En la parcela defensiva también hubo mejora, aunque todavía no es el bloque sólido que se espera. Es cierto que en juego, la defensa cumplió con creces. Incluso en la segunda parte, en la que los zamoranos regalaron el balón al contrario, la retaguardia estuvo a una gran altura. Era una apuesta del técnico, defender y salir a la contra. Salió bien, aunque sufriendo. Decir que si el equipo hubiera jugado más alegre se podría haber ganado de más sería una temeridad. El «pero» de la defensa fue el juego en estático. Tanto con la expulsión de Sergio primero, como con portero jugador después, los zamoranos sufrieron mucho. La defensa pasiva necesita de mucho más trabajo y los nuevos fichajes están aún aterrizando.
Arriba estaba la duda.
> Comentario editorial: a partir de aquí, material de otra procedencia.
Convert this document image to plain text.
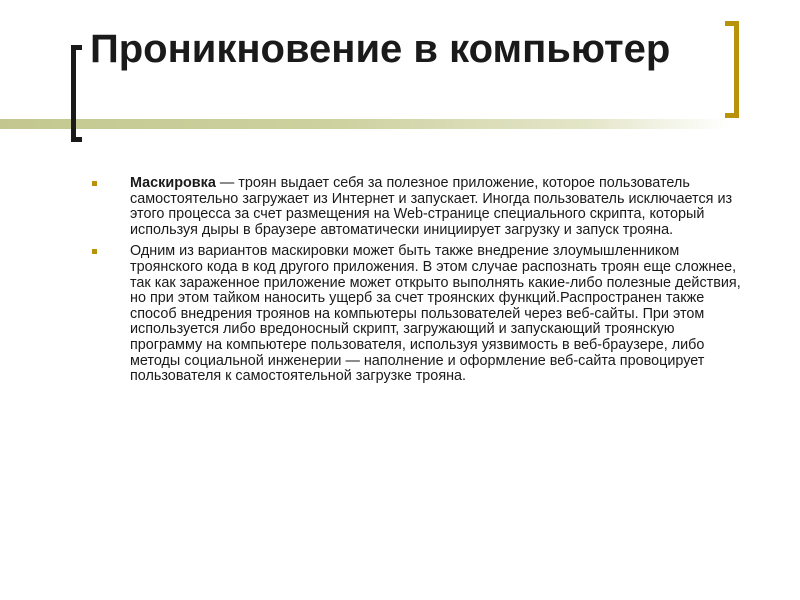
Проникновение в компьютер
Маскировка — троян выдает себя за полезное приложение, которое пользователь самостоятельно загружает из Интернет и запускает. Иногда пользователь исключается из этого процесса за счет размещения на Web-странице специального скрипта, который используя дыры в браузере автоматически инициирует загрузку и запуск трояна.
Одним из вариантов маскировки может быть также внедрение злоумышленником троянского кода в код другого приложения. В этом случае распознать троян еще сложнее, так как зараженное приложение может открыто выполнять какие-либо полезные действия, но при этом тайком наносить ущерб за счет троянских функций.Распространен также способ внедрения троянов на компьютеры пользователей через веб-сайты. При этом используется либо вредоносный скрипт, загружающий и запускающий троянскую программу на компьютере пользователя, используя уязвимость в веб-браузере, либо методы социальной инженерии — наполнение и оформление веб-сайта провоцирует пользователя к самостоятельной загрузке трояна.
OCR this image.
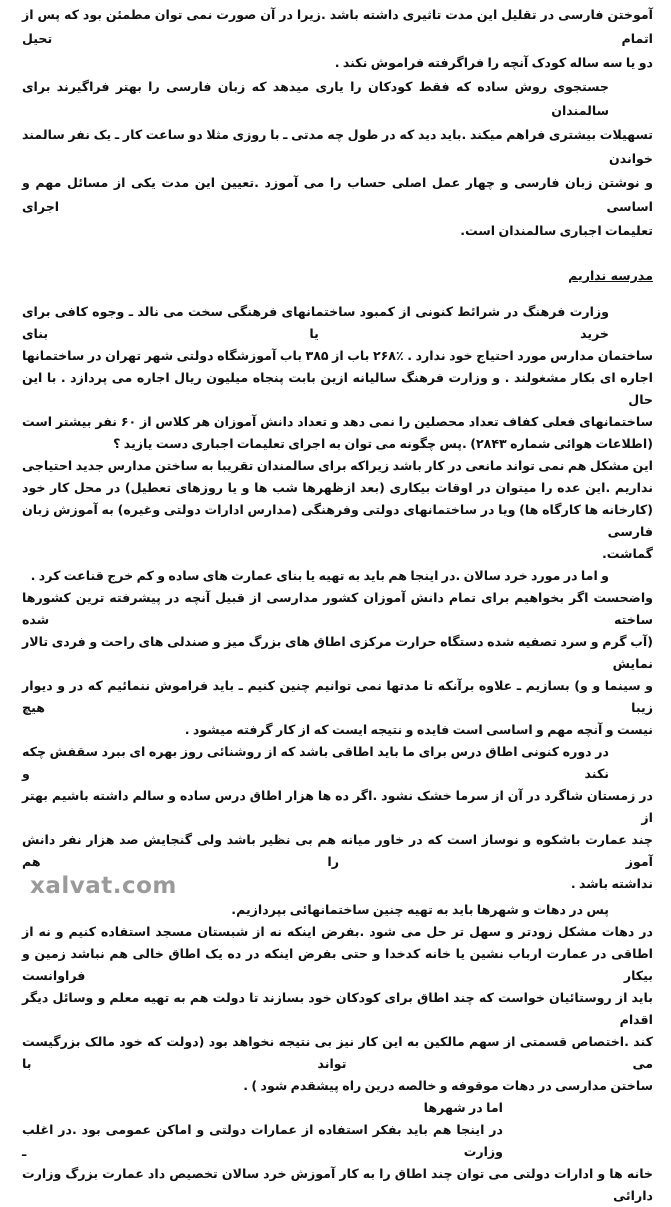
آموختن فارسی در تقلیل این مدت تاثیری داشته باشد .زیرا در آن صورت نمی توان مطمئن بود که پس از اتمام تحیل
دو یا سه ساله کودک آنچه را فراگرفته فراموش نکند .
جستجوی روش ساده که فقط کودکان را یاری میدهد که زبان فارسی را بهتر فراگیرند برای سالمندان
تسهیلات بیشتری فراهم میکند .باید دید که در طول چه مدتی ـ با روزی مثلا دو ساعت کار ـ یک نفر سالمند خواندن
و نوشتن زبان فارسی و چهار عمل اصلی حساب را می آموزد .تعیین این مدت یکی از مسائل مهم و اساسی اجرای
تعلیمات اجباری سالمندان است.
مدرسه نداریم
وزارت فرهنگ در شرائط کنونی از کمبود ساختمانهای فرهنگی سخت می نالد ـ وجوه کافی برای خرید یا بنای
ساختمان مدارس مورد احتیاج خود ندارد . ٪۲۶۸ باب از ۳۸۵ باب آموزشگاه دولتی شهر تهران در ساختمانها
اجاره ای بکار مشغولند . و وزارت فرهنگ سالیانه ازین بابت پنجاه میلیون ریال اجاره می پردازد . با این حال
ساختمانهای فعلی کفاف تعداد محصلین را نمی دهد و تعداد دانش آموزان هر کلاس از ۶۰ نفر بیشتر است
(اطلاعات هوائی شماره ۲۸۴۳) .پس چگونه می توان به اجرای تعلیمات اجباری دست یازید ؟
این مشکل هم نمی تواند مانعی در کار باشد زیراکه برای سالمندان تقریبا به ساختن مدارس جدید احتیاجی
نداریم .این عده را میتوان در اوقات بیکاری (بعد ازظهرها شب ها و یا روزهای تعطیل) در محل کار خود
(کارخانه ها کارگاه ها) ویا در ساختمانهای دولتی وفرهنگی (مدارس ادارات دولتی وغیره) به آموزش زبان فارسی
گماشت.
و اما در مورد خرد سالان .در اینجا هم باید به تهیه یا بنای عمارت های ساده و کم خرج قناعت کرد .
واضحست اگر بخواهیم برای تمام دانش آموزان کشور مدارسی از قبیل آنچه در پیشرفته ترین کشورها ساخته شده
(آب گرم و سرد تصفیه شده دستگاه حرارت مرکزی اطاق های بزرگ میز و صندلی های راحت و فردی تالار نمایش
و سینما و و) بسازیم ـ علاوه برآنکه تا مدتها نمی توانیم چنین کنیم ـ باید فراموش ننمائیم که در و دیوار زیبا هیچ
نیست و آنچه مهم و اساسی است فایده و نتیجه ایست که از کار گرفته میشود .
در دوره کنونی اطاق درس برای ما باید اطاقی باشد که از روشنائی روز بهره ای ببرد سقفش چکه نکند و
در زمستان شاگرد در آن از سرما خشک نشود .اگر ده ها هزار اطاق درس ساده و سالم داشته باشیم بهتر از
چند عمارت باشکوه و نوساز است که در خاور میانه هم بی نظیر باشد ولی گنجایش صد هزار نفر دانش آموز را هم
xalvat.com	نداشته باشد .
پس در دهات و شهرها باید به تهیه چنین ساختمانهائی بپردازیم.
در دهات مشکل زودتر و سهل تر حل می شود .بفرض اینکه نه از شبستان مسجد استفاده کنیم و نه از
اطاقی در عمارت ارباب نشین یا خانه کدخدا و حتی بفرض اینکه در ده یک اطاق خالی هم نباشد زمین و بیکار فراوانست
باید از روستائیان خواست که چند اطاق برای کودکان خود بسازند تا دولت هم به تهیه معلم و وسائل دیگر اقدام
کند .اختصاص قسمتی از سهم مالکین به این کار نیز بی نتیجه نخواهد بود (دولت که خود مالک بزرگیست می تواند با
ساختن مدارسی در دهات موقوفه و خالصه درین راه پیشقدم شود ) .
اما در شهرها
در اینجا هم باید بفکر استفاده از عمارات دولتی و اماکن عمومی بود .در اغلب وزارت ـ
خانه ها و ادارات دولتی می توان چند اطاق را به کار آموزش خرد سالان تخصیص داد عمارت بزرگ وزارت دارائی
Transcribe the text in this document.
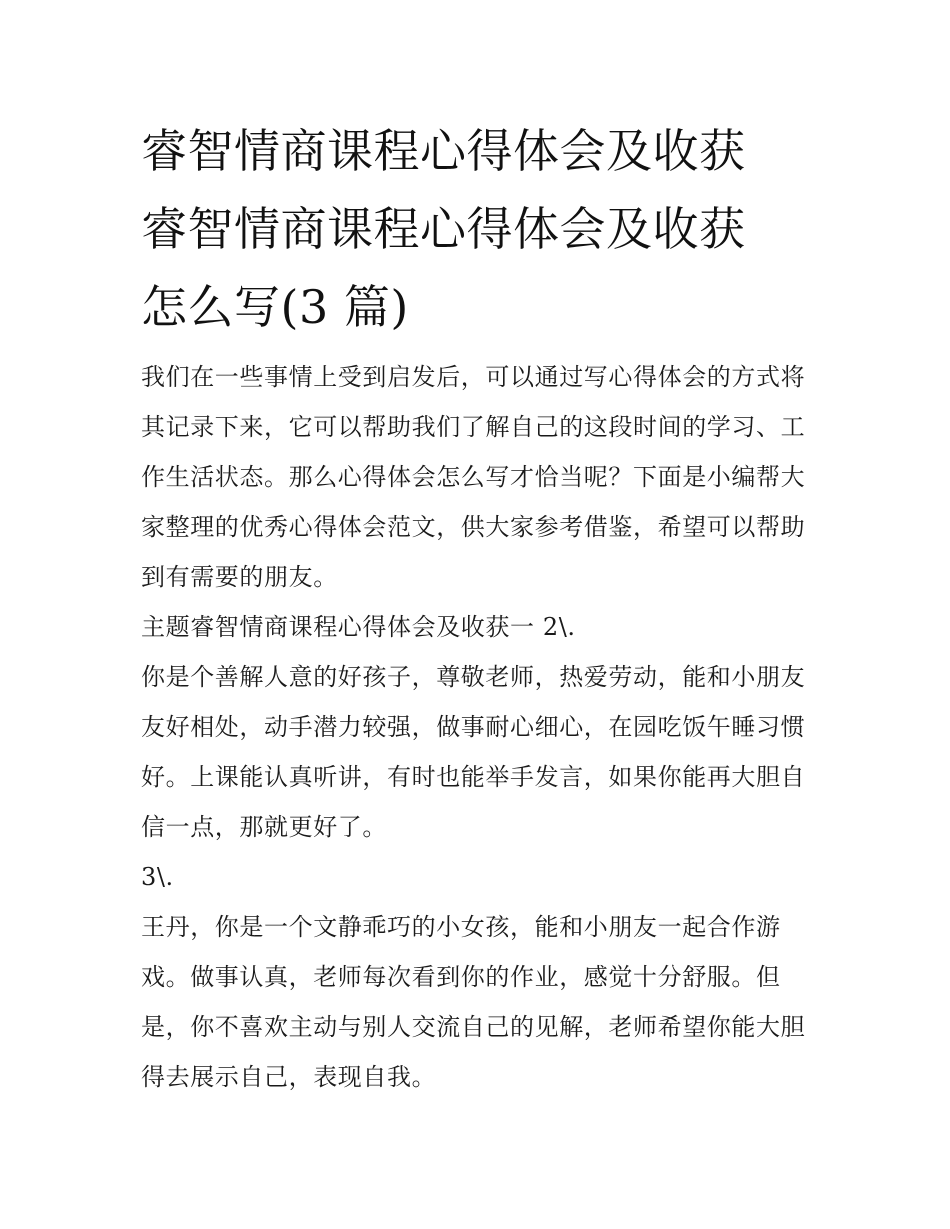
睿智情商课程心得体会及收获
睿智情商课程心得体会及收获
怎么写(3 篇)

我们在一些事情上受到启发后，可以通过写心得体会的方式将其记录下来，它可以帮助我们了解自己的这段时间的学习、工作生活状态。那么心得体会怎么写才恰当呢？下面是小编帮大家整理的优秀心得体会范文，供大家参考借鉴，希望可以帮助到有需要的朋友。

主题睿智情商课程心得体会及收获一 2\.

你是个善解人意的好孩子，尊敬老师，热爱劳动，能和小朋友友好相处，动手潜力较强，做事耐心细心，在园吃饭午睡习惯好。上课能认真听讲，有时也能举手发言，如果你能再大胆自信一点，那就更好了。

3\.

王丹，你是一个文静乖巧的小女孩，能和小朋友一起合作游戏。做事认真，老师每次看到你的作业，感觉十分舒服。但是，你不喜欢主动与别人交流自己的见解，老师希望你能大胆得去展示自己，表现自我。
Si Marcelo no marca los goles ¿quién lo hará? pensábamos algunos. Pues la respuesta fue fácil. Marcelo anotó solo uno, pero Pipe, Raúl Campos y Cáceres se unieron a la fiesta, demostrando que no siempre hace falta un pívot nato para marcar.
Aún así, todavía es pronto para lanzar las campanas al vuelo. Son tres puntos que sacan al equipo del descenso, algo importante psicológicamente. Pero la clave es que los jugadores se han demostrado a si mismos, y a la afición que ayer volvió a estar con el equipo, que son capaces de ganar.